Après les squats, les beuveries, la drogue, les défonces à l'éther, les communautés glauques, elle s'est retrouvée à 43 ans doyenne d'une promotion d'élèves - l'élite de la nation - avec des congénères qui avaient l'âge de ses deux filles. Elle affronte, mais là elle n'est pas la seule, le mépris des élèves externes pour les internes (ceux qui sont déjà en poste dans la fonction publique), comme elle.
Anne a beaucoup fugué. Elle garde de son enfance le souvenir "d'une très grande solitude", celle d'une enfant unique et de parents âgés. A la maison, pas de télévision, la gamine avait pour seules distractions "les émissions de France Culture ou la lecture du Monde".
La rencontre sur les trottoirs de Lyon avec Pierre, un baba séduisant et plus âgé qu'elle de neuf ans fait basculer sa vie. Suivront des années chaotiques jusqu'à la séparation avec Pierre en 1987 puis elle se pose, en 1993, dans l'éducation nationale, après avoir passé un capes de lettres.

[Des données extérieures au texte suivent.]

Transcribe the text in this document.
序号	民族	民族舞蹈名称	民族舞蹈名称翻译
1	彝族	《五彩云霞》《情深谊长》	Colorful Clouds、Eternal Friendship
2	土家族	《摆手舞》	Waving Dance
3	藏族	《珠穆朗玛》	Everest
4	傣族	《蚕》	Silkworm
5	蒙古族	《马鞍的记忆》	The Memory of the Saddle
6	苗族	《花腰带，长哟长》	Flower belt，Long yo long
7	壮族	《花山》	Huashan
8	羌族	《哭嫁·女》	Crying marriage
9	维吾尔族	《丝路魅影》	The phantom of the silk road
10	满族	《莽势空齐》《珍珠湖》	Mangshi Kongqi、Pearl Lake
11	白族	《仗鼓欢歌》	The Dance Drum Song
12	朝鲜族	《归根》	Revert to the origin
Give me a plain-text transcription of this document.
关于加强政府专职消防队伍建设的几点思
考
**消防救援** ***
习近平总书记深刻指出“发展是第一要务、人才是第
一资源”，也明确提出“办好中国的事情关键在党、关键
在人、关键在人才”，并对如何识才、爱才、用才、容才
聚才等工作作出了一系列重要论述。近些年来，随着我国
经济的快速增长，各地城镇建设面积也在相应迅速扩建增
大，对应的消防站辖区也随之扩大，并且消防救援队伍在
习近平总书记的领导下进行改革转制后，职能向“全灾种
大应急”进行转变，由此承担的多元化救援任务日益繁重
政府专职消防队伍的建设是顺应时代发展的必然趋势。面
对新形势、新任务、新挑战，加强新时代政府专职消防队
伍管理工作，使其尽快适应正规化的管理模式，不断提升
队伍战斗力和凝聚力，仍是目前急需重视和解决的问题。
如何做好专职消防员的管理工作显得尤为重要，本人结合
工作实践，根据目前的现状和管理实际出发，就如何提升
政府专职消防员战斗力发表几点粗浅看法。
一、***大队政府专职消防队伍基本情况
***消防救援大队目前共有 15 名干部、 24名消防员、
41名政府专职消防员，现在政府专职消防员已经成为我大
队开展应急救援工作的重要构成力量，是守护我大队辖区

Anne était "attirée par le malheur des autres". Sa famille habitait dans un quartier bourgeois de Lyon, les Brotteaux, environné d'un habitat vétuste. Elle y a découvert la misère, les appartements surpeuplés. Son père, lui, faisait partie de la direction générale de la Lyonnaise de banque, à l'entrée de laquelle sa fille en rupture se plaisait à faire la manche.
Depuis sa sortie de l'ENA en mars 2008,
Anne Joubert est en poste à Paris, chef de bureau à la direction générale de l'action sociale, chargée des politiques d'insertion et de lutte contre les exclusions. Un travail dans le social, ce qu'elle souhaitait. Elle assure ne pas avoir beaucoup changé. "Je suis toujours la petite fille qui voulait transformer le monde et être au service des autres." Une manière d'expliquer qu'elle a laissé l'utopie et la révolution au vestiaire pour une voie moins confortable, faite de compromis et d'équilibres.